The aim of this study consist to apply SVMs to figure the earthquakes depth out by using data acquired at the "El Rosal" seismic station. This station is located northwest to Bogotá and it is part of the Colombian seismic network (Figure 1) administrated by the *"Servicio Geológico Colombiano* - SGC" (Colombian Geological Service). The earthquakes depth distributions around Bogotá are also shown in Figure 1, suggesting high seismicity in surrounding areas.

*"El Rosal" Station and Dataset Used*

The "El Rosal" station employs a Guralp CMG - T3E007 sensor in three components and a nanometrics RD3-HRD24 digitizer, which provides simultaneous sampling of the three channels with 24-bit of resolution (^{Bermudez & Rengifo, 2002}). The used data correspond to three component raw waveforms recorded in the station and its seismic not declustered catalogue of 2164 events, embracing between January 1^{st} of 1998 and October 27^{th} of 2008; all these events located less than 120 kilometers from the seismic station (Figure 1).

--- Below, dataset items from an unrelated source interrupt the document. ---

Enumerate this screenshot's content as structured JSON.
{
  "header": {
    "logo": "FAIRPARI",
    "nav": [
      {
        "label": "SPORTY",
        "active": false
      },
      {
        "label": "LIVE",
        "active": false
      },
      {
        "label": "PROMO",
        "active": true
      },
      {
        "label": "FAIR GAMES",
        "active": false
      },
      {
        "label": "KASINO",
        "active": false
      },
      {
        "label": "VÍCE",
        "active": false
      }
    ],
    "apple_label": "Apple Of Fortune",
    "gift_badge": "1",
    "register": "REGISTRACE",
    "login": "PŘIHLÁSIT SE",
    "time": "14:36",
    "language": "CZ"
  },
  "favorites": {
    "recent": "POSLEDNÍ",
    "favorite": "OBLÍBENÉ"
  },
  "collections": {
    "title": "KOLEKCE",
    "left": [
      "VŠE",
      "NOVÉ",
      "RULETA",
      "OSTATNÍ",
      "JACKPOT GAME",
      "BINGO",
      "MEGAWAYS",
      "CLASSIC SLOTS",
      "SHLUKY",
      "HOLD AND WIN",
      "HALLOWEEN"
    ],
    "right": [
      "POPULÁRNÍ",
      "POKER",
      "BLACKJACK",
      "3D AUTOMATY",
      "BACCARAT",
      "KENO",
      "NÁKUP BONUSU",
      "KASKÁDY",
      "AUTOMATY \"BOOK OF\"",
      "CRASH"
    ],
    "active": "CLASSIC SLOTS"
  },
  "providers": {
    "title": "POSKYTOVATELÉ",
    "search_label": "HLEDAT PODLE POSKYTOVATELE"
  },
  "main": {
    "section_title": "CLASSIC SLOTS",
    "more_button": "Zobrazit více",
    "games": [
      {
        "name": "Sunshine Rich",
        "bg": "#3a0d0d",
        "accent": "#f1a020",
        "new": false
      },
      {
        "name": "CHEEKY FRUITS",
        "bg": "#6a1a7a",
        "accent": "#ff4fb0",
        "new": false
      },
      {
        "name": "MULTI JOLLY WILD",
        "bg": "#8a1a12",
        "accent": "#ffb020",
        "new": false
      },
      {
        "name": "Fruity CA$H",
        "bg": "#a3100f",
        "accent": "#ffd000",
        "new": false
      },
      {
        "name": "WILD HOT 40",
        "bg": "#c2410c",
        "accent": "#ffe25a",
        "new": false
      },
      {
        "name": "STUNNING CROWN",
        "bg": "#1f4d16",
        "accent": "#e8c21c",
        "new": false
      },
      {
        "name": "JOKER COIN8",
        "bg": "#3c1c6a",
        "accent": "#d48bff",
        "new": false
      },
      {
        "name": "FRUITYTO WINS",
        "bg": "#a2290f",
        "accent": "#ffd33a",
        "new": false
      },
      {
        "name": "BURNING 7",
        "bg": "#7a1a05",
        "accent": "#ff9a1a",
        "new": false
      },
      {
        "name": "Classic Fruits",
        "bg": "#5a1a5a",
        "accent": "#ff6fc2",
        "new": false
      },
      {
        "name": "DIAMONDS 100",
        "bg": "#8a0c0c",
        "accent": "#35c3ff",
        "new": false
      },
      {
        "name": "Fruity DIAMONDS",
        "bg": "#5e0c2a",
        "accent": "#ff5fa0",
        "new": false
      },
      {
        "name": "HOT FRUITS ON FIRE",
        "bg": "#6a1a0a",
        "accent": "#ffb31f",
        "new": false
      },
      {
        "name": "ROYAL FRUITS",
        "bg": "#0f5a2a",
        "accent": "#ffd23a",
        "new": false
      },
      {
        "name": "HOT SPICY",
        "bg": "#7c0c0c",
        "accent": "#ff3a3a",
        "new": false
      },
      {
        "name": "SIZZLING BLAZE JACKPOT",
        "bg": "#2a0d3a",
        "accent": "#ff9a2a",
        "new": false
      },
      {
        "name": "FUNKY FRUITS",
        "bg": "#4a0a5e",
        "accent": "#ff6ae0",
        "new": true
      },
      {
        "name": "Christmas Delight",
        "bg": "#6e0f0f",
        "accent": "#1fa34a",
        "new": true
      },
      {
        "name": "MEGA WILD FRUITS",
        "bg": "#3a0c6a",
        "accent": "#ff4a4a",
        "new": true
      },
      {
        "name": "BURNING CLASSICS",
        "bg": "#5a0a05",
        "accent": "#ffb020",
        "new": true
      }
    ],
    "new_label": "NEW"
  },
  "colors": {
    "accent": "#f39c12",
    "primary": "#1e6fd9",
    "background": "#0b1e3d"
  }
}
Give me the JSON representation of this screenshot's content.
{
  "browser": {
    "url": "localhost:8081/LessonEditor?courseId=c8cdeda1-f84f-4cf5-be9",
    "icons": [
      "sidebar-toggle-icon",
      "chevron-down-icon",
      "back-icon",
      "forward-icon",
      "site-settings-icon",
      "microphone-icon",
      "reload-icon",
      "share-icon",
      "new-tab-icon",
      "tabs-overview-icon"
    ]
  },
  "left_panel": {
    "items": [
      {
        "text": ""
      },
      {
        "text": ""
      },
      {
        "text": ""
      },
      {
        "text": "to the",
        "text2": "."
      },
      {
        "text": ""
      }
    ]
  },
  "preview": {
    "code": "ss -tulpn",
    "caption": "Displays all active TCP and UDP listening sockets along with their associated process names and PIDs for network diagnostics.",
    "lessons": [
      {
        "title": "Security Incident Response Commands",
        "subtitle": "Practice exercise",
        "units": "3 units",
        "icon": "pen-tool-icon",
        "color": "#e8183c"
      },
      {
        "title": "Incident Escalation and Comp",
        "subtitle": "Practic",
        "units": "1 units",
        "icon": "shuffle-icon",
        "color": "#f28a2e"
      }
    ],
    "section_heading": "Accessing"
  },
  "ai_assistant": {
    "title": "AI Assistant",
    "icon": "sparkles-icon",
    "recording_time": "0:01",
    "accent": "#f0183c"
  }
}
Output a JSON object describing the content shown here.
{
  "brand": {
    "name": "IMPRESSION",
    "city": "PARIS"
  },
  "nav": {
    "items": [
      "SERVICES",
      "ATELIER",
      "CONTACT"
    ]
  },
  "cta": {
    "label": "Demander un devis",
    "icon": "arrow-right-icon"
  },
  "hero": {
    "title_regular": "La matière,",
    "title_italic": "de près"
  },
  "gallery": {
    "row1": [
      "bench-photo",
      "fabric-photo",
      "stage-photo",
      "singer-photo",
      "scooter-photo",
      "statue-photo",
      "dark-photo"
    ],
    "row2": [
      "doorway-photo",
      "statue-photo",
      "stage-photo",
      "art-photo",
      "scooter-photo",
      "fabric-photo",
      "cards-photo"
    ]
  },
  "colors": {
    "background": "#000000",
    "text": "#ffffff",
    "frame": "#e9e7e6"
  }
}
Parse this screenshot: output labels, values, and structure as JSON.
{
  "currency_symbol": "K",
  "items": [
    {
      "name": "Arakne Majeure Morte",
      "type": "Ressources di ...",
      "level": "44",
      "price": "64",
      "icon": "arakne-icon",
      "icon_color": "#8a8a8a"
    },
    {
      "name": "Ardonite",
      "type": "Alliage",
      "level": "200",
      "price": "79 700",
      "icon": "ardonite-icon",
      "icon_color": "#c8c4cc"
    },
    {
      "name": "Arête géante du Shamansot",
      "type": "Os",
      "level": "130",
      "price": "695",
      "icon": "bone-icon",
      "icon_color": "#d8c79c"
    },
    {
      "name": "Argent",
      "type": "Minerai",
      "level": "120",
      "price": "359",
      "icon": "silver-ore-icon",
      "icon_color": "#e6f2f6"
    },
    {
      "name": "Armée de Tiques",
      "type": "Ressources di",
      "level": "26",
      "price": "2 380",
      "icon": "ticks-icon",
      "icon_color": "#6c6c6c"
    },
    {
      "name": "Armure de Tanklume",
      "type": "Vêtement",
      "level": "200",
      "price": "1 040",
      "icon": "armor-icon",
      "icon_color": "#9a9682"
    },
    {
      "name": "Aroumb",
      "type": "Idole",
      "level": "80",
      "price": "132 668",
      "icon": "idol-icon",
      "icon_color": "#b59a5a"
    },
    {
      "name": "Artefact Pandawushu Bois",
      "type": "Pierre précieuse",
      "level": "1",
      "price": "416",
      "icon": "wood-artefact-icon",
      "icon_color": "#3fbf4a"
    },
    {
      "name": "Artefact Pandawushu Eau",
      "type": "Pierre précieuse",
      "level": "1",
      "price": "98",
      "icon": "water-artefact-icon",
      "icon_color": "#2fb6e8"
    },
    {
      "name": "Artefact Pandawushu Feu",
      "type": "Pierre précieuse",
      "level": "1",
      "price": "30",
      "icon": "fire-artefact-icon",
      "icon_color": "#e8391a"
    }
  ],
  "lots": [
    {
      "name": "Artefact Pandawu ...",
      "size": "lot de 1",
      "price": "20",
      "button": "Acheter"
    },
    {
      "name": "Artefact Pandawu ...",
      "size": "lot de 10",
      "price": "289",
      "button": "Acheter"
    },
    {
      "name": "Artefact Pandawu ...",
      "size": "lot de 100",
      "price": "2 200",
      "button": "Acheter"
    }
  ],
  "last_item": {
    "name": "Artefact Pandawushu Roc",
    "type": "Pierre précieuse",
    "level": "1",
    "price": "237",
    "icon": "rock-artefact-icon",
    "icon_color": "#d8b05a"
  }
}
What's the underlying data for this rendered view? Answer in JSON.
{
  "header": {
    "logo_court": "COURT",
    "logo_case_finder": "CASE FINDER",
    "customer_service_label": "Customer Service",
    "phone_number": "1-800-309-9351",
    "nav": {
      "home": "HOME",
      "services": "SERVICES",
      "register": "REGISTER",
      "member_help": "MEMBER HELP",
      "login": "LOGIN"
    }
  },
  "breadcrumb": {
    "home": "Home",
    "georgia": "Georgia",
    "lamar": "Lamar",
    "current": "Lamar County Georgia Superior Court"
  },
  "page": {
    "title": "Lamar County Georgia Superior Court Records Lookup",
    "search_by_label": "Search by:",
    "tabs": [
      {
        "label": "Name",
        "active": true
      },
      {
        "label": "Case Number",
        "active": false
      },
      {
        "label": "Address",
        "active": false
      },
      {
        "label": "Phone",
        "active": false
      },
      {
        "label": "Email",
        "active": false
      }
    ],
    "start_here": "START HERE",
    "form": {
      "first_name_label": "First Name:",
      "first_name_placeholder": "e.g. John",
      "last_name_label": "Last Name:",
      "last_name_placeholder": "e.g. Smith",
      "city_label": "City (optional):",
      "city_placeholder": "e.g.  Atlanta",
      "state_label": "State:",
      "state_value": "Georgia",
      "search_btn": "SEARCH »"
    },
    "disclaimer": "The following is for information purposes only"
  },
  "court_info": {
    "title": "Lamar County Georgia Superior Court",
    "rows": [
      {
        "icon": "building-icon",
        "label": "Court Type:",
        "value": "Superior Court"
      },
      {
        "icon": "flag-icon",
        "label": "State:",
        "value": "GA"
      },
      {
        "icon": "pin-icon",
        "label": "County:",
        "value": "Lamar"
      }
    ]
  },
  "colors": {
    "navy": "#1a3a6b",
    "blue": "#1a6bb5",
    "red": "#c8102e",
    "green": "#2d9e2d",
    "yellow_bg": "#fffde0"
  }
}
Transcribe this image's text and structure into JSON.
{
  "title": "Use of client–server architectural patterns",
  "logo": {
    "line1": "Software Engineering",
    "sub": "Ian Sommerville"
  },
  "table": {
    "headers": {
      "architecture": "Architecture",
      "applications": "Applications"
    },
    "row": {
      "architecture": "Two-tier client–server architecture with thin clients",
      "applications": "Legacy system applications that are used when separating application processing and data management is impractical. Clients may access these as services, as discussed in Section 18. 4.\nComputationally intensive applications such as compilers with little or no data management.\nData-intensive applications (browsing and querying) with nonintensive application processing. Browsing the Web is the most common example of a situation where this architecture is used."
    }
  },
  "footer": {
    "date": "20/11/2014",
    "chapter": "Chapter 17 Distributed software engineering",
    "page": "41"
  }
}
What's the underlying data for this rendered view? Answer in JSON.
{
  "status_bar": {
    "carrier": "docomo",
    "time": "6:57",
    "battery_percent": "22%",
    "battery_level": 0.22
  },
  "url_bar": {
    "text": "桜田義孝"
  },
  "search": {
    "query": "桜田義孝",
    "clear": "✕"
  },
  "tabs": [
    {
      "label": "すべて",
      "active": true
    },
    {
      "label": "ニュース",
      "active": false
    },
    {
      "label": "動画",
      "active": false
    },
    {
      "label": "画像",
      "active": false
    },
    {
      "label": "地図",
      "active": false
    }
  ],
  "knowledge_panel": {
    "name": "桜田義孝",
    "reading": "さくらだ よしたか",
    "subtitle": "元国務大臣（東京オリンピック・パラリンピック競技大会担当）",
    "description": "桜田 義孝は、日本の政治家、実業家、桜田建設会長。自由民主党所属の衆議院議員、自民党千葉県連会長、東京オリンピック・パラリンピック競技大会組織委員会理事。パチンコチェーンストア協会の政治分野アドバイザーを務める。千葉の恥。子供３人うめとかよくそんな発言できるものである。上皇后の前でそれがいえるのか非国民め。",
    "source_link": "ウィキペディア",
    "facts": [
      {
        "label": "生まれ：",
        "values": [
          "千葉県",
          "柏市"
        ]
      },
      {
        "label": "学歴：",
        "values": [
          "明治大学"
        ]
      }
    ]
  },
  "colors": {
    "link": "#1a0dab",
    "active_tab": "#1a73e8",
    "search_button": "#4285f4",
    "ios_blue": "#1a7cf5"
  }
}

Before starting the processing related to SVMs, the waveform files were converted to the American standard code for information interchange (ASCII) format, using a Seisan package tool (^{Ottemoller et al., 2016}). Because of earthquakes with magnitudes lower than 2.0 M_L can be related to man-made tremors, these events along with all extreme or anomalous values were removed, reducing the data set to 863 events. Since the selected seismic records present variable levels of noise, it was necessary to filter them out with both high and low frequency filters. Low frequencies correspond to instrumental noise, easily eliminated through implementation of a high-pass filter with cutoff frequency of 0,075 Hz, and high frequencies were removed with a low-pass filter with cutoff of 150 Hz (Wu & Zhao, 2006).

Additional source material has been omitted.